La sortie du plan d’aide à la Grèce. Le 28 février, le deuxième plan d’aide à la Grèce prendra fin. Censé s’achever le 31 décembre 2014, il a été prolongé de deux mois alors que le pays organisait des élections présidentielles anticipées. «Pour l’heure, l’issue la plus probable serait un accord sur un nouveau programme de précaution, en utilisant les 11 milliards d’euros de fonds non utilisés dans le cadre de l’actuel programme de l’Union européenne», soulignaient les économistes de HSBC le 17 décembre. Mais tout dépendra du résultat des élections législatives du 25 janvier. Le FMI a prévenu qu’il ne reprendrait pas les discussions avant la formation du gouvernement qui sortira des urnes. L’octroi d’une ligne de crédit de précaution permettrait à la Grèce de se financer sur les marchés à un coût moindre, alors que son taux à 10 ans est passé au-dessus de 9% après l'échec de la présidentielle anticipée le 29 décembre.
Les scrutins en Europe du Sud. L’Italie, l’Espagne et le Portugal vont aussi connaître d’importantes élections en 2015. A Rome, la démission du président Giorgio Napolitano, attendue le 14 janvier, donnera-t-elle lieu au psychodrame d’il y a deux ans, quand Romani Prodi avait échoué à trouver une majorité sur son nom? Le futur président devra en effet mettre d’accord 1.007 grands électeurs et gagner à la fois le soutien du Parti démocratique de Matteo Renzi et de Forza Italia, celui de Silvio Berlusconi. En cas de blocage, des élections générales anticipées seraient à craindre.
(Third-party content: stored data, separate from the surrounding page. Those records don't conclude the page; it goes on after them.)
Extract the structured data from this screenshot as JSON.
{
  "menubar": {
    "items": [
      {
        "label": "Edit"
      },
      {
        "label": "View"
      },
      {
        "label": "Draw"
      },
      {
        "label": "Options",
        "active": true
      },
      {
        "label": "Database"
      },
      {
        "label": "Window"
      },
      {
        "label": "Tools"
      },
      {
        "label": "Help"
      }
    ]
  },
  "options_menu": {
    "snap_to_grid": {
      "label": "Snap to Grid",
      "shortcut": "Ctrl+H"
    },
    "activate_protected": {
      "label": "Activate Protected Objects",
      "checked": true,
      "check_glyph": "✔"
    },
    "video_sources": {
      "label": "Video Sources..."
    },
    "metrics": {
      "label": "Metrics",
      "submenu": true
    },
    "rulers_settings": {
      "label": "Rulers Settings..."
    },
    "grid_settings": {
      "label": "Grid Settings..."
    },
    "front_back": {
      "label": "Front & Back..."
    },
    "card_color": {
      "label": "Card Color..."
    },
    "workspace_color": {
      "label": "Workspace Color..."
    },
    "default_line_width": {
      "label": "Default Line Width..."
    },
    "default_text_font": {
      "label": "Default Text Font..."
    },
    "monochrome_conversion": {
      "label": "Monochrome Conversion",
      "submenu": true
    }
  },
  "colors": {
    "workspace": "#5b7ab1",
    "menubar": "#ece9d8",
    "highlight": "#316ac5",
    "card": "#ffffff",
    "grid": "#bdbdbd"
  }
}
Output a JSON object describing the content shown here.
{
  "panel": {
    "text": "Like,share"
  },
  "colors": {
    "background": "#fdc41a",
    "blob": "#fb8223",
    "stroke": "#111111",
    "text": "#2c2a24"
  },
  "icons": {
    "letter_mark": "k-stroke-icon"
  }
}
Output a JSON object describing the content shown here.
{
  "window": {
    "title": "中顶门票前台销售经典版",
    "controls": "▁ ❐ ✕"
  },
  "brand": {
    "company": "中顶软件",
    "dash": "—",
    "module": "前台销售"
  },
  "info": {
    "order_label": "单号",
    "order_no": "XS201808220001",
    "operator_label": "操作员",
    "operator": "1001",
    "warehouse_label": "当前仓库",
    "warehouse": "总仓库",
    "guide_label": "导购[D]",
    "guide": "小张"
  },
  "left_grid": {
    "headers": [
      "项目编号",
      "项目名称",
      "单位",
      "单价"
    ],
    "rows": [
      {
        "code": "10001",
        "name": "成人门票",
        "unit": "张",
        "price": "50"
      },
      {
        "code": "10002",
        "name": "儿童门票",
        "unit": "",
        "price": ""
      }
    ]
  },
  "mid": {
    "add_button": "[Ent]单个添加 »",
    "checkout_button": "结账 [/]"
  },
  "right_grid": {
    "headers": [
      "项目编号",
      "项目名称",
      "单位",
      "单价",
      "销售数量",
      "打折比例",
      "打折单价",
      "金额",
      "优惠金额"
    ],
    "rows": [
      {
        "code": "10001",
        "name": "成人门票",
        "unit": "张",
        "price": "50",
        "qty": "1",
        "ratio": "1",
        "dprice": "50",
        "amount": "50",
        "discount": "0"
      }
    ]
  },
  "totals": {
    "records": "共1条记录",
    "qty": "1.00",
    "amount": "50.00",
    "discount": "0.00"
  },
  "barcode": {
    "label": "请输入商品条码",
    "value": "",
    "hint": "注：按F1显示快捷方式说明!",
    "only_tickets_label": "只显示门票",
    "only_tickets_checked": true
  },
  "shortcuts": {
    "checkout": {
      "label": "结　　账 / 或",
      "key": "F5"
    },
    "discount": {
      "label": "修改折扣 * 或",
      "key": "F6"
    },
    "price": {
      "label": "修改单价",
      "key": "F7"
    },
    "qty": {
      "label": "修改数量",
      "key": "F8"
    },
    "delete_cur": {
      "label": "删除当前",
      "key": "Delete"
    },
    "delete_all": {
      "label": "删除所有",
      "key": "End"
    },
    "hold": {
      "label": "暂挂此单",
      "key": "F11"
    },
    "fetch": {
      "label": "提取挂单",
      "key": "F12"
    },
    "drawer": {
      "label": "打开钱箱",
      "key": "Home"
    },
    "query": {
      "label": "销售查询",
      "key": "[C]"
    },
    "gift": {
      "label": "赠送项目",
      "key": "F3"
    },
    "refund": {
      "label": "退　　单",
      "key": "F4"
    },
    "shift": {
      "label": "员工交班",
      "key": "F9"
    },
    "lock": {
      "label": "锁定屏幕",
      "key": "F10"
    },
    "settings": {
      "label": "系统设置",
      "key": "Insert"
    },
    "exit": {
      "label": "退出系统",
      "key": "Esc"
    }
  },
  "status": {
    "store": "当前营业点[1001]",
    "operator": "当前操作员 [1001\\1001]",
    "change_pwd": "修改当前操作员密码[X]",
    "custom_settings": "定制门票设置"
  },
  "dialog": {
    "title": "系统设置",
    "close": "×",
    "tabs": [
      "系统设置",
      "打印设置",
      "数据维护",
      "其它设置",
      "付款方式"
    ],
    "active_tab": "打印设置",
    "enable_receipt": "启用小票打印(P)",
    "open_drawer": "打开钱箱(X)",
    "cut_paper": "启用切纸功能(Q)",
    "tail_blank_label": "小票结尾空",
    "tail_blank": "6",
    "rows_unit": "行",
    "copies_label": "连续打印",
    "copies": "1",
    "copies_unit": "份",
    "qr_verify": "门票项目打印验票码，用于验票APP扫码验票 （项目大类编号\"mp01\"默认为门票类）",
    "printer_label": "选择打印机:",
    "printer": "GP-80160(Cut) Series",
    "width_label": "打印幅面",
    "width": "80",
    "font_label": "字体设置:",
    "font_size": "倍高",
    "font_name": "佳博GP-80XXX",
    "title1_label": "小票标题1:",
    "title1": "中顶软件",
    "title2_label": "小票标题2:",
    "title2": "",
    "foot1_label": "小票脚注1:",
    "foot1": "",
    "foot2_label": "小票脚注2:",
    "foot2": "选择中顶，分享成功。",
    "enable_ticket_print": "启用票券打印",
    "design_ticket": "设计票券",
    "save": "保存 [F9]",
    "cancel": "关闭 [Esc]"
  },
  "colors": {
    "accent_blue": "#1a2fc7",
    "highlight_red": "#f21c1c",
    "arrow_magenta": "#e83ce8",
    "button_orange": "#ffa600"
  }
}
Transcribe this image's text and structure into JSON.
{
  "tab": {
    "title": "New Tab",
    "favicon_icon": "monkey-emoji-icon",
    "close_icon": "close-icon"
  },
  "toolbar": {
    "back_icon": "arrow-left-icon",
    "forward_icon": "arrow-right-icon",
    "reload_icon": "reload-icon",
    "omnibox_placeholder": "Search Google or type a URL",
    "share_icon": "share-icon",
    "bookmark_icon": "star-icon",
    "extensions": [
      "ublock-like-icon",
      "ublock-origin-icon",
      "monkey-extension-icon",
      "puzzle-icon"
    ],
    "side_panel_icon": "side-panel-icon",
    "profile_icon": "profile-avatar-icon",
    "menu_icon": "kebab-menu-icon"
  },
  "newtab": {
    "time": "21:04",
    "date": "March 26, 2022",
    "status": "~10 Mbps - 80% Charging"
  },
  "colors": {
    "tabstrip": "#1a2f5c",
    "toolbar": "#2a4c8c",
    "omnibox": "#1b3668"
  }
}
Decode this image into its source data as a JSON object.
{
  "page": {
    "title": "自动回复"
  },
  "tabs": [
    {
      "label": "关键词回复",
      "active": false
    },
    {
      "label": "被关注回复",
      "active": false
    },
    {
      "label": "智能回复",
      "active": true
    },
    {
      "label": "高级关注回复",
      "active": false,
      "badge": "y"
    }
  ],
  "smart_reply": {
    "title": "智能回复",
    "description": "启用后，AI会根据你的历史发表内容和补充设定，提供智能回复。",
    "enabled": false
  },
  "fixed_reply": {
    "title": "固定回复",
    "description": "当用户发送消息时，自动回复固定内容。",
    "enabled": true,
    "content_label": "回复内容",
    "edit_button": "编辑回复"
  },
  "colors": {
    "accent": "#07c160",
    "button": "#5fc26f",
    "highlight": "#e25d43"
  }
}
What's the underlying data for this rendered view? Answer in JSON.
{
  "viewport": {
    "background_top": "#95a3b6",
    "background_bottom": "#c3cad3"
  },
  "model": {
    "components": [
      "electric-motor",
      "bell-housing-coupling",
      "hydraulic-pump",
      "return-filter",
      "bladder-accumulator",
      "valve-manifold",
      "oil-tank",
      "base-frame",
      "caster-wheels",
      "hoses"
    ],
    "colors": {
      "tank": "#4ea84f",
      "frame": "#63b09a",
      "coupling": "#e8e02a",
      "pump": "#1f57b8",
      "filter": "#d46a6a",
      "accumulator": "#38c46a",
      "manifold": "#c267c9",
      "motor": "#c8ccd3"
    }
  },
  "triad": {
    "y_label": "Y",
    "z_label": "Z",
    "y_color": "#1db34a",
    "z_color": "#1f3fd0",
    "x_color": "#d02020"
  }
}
Les scrutins législatifs portugais et espagnols pourraient apporter, eux, de l’instabilité à l’automne. Au Portugal, les électeurs seront appelés aux urnes en septembre ou en octobre, mais les partis extrémistes ou eurosceptiques n’ont aujourd’hui pas de poids dans le pays. Ce n’est plus le cas en Espagne: la montée en puissance de Podemos, créé en janvier 2014 et déjà en tête de certains sondages, est spectaculaire. Le parti, issu de la mouvance des «indignés», propose notamment de faire voter par référendum un moratoire sur la dette. Les élections générales espagnoles se tiendront le 20 décembre, dernier rendez-vous d’une année très politique.